One of the aims of our study was to test if species detection with hyperspectral sensors could be employed operationally, using methods that can be readily available for non-experts in remote sensing data analysis. Our results are encouraging because we were able to get almost 100% discrimination of
S. densiflora without the need of an atmospheric correction or data reduction techniques, just working with raw band data. The models cannot be directly extrapolated to other hyperspectral sensors, other dates, or other areas flown with different atmospheric conditions. However, some of the methods are easy to employ operationally as they only require the identification of a few
S. densiflora populations present in the image, information usually available to park managers, to extract a few training spectra. These methods could be tested in hyperspectral satellite images (Chris PROBA, Hyperion) as this would facilitate and reduce costs of regular monitoring of
S. densiflora distribution.

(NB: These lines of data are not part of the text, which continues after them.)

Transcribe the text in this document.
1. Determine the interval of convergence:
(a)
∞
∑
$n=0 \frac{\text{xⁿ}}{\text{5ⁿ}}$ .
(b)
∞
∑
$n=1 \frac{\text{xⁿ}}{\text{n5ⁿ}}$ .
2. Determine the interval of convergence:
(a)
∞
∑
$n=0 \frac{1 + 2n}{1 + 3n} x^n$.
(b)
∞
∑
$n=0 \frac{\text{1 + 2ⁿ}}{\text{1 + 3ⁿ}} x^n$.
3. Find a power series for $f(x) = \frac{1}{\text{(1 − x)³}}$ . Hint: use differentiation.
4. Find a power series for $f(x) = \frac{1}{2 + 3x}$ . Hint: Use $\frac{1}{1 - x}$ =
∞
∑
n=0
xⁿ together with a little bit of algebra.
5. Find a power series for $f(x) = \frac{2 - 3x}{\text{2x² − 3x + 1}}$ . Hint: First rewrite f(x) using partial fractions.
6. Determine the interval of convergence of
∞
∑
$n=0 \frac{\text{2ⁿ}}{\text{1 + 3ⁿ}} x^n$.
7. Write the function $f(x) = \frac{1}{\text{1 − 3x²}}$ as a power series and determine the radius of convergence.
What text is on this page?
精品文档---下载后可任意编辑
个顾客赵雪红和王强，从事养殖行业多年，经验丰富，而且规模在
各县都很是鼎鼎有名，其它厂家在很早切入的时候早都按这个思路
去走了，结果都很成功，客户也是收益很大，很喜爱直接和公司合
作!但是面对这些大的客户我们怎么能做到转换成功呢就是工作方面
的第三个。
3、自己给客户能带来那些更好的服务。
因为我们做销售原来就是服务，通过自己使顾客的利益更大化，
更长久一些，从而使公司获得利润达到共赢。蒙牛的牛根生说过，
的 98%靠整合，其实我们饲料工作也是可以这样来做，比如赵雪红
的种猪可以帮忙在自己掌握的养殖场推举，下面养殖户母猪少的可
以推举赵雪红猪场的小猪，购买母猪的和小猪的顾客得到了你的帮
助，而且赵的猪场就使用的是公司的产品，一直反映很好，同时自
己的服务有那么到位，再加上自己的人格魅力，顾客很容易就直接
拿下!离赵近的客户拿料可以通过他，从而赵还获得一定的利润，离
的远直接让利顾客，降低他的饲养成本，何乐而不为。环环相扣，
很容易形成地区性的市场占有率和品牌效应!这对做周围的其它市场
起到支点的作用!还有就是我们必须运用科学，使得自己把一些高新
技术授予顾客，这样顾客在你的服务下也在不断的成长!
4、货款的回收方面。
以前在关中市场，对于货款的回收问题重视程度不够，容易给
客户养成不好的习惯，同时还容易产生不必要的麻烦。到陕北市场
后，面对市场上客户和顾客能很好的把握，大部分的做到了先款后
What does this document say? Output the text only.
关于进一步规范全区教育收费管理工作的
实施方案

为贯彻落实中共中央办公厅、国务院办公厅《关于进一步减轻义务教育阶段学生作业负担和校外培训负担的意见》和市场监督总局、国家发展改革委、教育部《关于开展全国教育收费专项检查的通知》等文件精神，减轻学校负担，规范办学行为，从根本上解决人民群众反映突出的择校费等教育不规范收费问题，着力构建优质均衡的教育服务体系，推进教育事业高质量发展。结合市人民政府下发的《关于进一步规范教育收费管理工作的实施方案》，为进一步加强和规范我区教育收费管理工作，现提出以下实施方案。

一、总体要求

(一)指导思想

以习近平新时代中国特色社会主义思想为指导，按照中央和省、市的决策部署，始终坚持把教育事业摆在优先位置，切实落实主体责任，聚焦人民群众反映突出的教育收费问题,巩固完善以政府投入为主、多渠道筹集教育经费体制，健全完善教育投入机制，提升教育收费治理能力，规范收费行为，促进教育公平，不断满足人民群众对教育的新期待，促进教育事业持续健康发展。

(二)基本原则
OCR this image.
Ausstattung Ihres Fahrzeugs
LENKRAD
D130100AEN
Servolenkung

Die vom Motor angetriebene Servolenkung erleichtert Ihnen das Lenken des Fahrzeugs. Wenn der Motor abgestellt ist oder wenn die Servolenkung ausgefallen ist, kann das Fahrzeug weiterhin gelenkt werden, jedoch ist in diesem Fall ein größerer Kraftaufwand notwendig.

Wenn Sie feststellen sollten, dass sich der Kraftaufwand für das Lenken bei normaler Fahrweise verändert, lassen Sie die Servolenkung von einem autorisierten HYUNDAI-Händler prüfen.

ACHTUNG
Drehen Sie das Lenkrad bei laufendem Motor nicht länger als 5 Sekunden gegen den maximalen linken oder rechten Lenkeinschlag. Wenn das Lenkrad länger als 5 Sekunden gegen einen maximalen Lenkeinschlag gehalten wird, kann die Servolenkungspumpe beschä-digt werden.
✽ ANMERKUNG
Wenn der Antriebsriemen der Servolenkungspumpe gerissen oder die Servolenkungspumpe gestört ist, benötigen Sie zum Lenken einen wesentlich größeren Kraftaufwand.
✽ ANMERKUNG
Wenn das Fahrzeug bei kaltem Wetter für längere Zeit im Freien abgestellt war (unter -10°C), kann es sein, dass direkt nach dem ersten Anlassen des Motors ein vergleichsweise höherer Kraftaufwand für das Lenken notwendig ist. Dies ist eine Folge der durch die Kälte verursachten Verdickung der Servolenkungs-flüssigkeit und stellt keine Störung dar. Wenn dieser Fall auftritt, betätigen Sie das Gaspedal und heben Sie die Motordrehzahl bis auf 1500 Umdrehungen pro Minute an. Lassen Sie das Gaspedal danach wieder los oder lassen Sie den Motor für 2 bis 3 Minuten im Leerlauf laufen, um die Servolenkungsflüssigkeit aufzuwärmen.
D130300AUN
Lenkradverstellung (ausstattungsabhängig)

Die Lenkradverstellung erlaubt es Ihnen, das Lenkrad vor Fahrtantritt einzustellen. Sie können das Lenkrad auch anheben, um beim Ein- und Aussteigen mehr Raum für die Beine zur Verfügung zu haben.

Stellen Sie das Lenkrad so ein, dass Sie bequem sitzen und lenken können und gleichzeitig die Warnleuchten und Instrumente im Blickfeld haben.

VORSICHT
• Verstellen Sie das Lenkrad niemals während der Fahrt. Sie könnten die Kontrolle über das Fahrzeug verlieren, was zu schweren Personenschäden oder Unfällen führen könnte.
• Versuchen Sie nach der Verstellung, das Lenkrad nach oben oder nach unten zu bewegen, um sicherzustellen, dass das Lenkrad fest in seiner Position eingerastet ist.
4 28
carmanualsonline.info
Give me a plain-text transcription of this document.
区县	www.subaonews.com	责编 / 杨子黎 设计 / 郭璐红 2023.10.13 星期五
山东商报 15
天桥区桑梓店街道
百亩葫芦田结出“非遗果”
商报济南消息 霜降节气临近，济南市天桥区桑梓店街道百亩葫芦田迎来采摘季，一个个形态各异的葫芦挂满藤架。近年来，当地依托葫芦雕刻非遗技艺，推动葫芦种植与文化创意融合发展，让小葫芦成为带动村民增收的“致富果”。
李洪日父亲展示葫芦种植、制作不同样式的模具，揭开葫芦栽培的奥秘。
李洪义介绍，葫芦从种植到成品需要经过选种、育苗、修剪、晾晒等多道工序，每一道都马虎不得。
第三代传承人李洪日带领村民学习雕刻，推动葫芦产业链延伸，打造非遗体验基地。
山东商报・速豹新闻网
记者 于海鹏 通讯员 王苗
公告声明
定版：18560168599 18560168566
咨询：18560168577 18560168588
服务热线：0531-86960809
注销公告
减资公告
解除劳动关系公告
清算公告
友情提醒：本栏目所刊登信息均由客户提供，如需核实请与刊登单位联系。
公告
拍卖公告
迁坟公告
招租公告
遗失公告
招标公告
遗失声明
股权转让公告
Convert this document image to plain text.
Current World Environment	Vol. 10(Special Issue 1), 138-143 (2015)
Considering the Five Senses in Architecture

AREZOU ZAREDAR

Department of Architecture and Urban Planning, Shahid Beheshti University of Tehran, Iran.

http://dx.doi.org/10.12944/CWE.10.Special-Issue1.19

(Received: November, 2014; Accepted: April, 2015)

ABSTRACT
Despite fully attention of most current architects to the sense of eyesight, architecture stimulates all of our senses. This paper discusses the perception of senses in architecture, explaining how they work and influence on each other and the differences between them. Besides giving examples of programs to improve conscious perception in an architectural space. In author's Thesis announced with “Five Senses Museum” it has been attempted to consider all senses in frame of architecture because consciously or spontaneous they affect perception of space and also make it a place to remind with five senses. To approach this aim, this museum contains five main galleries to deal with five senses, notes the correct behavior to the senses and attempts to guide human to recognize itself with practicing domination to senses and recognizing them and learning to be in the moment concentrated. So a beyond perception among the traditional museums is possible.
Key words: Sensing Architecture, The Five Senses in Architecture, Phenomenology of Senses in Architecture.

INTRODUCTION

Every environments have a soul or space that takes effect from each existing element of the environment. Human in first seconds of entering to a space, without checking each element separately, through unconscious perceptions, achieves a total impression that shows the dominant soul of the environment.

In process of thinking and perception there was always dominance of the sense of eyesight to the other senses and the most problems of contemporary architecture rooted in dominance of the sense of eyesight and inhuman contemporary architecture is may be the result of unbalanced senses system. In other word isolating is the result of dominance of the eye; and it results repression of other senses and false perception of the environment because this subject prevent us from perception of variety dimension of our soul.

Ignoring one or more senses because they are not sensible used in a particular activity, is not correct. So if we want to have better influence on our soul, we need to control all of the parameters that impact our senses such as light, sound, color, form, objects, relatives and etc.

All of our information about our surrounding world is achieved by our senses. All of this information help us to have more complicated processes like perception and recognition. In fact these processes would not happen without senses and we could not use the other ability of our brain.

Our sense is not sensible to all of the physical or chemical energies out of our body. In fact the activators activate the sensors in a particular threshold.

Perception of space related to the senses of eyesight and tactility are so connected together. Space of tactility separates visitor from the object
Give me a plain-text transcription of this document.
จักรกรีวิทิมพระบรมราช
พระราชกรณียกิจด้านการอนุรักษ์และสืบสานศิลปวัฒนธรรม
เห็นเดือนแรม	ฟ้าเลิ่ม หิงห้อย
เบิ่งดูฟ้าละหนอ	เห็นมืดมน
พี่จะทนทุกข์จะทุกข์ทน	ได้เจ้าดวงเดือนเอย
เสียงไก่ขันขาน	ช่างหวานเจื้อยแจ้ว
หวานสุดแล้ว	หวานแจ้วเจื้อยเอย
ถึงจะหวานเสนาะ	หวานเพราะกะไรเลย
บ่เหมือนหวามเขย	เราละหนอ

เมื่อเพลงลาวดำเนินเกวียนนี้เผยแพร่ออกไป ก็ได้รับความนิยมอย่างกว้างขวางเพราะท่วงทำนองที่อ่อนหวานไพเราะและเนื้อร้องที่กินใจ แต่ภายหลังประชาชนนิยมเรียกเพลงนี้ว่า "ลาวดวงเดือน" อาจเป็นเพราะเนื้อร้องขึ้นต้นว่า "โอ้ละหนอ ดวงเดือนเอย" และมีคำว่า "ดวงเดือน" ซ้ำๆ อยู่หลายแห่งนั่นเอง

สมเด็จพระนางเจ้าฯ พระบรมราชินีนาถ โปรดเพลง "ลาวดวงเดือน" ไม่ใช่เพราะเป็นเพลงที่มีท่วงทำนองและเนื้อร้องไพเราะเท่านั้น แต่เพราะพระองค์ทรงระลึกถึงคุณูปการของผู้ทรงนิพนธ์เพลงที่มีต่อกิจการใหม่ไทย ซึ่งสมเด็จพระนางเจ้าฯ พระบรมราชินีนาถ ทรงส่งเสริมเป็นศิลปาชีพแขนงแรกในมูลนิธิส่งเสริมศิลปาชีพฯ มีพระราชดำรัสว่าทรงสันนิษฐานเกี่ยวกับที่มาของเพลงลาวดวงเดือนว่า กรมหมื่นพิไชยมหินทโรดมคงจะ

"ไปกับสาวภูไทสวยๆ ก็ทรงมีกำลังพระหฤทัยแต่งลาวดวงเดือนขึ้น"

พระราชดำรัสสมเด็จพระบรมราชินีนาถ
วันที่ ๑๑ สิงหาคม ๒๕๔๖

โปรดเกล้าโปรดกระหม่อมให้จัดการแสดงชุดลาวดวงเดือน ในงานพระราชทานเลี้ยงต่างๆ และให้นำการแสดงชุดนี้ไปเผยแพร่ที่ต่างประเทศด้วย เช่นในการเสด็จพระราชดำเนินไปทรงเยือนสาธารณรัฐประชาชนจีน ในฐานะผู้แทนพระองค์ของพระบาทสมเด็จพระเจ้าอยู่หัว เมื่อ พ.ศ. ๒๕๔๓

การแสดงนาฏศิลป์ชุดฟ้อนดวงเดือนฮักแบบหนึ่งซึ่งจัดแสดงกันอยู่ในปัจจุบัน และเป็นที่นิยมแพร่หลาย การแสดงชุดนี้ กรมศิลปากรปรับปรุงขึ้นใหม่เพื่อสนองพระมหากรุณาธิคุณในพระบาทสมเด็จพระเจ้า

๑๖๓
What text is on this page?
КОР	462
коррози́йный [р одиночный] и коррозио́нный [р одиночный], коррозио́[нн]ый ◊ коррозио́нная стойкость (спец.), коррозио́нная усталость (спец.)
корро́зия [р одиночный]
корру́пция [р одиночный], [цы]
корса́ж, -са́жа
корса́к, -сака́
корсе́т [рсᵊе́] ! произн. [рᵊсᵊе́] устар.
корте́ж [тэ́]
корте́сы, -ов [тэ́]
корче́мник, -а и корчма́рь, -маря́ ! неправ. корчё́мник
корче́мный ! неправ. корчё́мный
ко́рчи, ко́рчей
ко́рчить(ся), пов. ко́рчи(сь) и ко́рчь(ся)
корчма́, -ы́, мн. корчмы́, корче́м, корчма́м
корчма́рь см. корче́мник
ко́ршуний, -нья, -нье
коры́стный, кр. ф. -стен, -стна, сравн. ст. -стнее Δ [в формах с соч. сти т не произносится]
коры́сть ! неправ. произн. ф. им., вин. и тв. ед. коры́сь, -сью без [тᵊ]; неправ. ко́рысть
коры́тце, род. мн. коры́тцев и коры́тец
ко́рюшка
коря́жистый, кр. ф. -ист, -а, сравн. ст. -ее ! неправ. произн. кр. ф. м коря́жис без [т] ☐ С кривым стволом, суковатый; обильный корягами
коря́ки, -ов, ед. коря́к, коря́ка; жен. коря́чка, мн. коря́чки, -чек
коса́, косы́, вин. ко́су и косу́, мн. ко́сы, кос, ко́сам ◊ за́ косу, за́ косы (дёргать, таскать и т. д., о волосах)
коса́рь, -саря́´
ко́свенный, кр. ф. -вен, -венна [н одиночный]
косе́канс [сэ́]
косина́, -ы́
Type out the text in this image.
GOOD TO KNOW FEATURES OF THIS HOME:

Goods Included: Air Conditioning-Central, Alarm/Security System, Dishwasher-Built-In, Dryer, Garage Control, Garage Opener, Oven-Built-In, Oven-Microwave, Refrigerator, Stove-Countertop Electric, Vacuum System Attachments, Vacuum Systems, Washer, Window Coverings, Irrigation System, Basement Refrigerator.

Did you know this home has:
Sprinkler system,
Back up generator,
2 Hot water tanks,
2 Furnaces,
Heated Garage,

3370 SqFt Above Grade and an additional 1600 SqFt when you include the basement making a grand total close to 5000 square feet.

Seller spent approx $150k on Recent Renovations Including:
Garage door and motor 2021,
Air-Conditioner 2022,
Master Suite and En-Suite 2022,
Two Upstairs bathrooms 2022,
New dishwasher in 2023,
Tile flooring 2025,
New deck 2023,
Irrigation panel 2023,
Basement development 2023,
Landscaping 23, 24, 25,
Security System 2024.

All the spectral detection methods employed are implemented in the “Target Detection Wizard” in ENVI [
39], so they can be used with little training by a technician. Our results also indicate that AHS is a hyperspectral sensor that, although has a limited spectral resolution in the visible and near infrared and has received limited attention for vegetation mapping [
38,
57], can be successfully used for plant species discrimination. Our results also indicate that spectral detection techniques deriving from statistical signal processing like CEM, ACE, OSP and TCIMF [
53] that have received limited attention in the literature of vegetation classification with remote sensing are methods that can give similar or better results to those currently employed like SAM.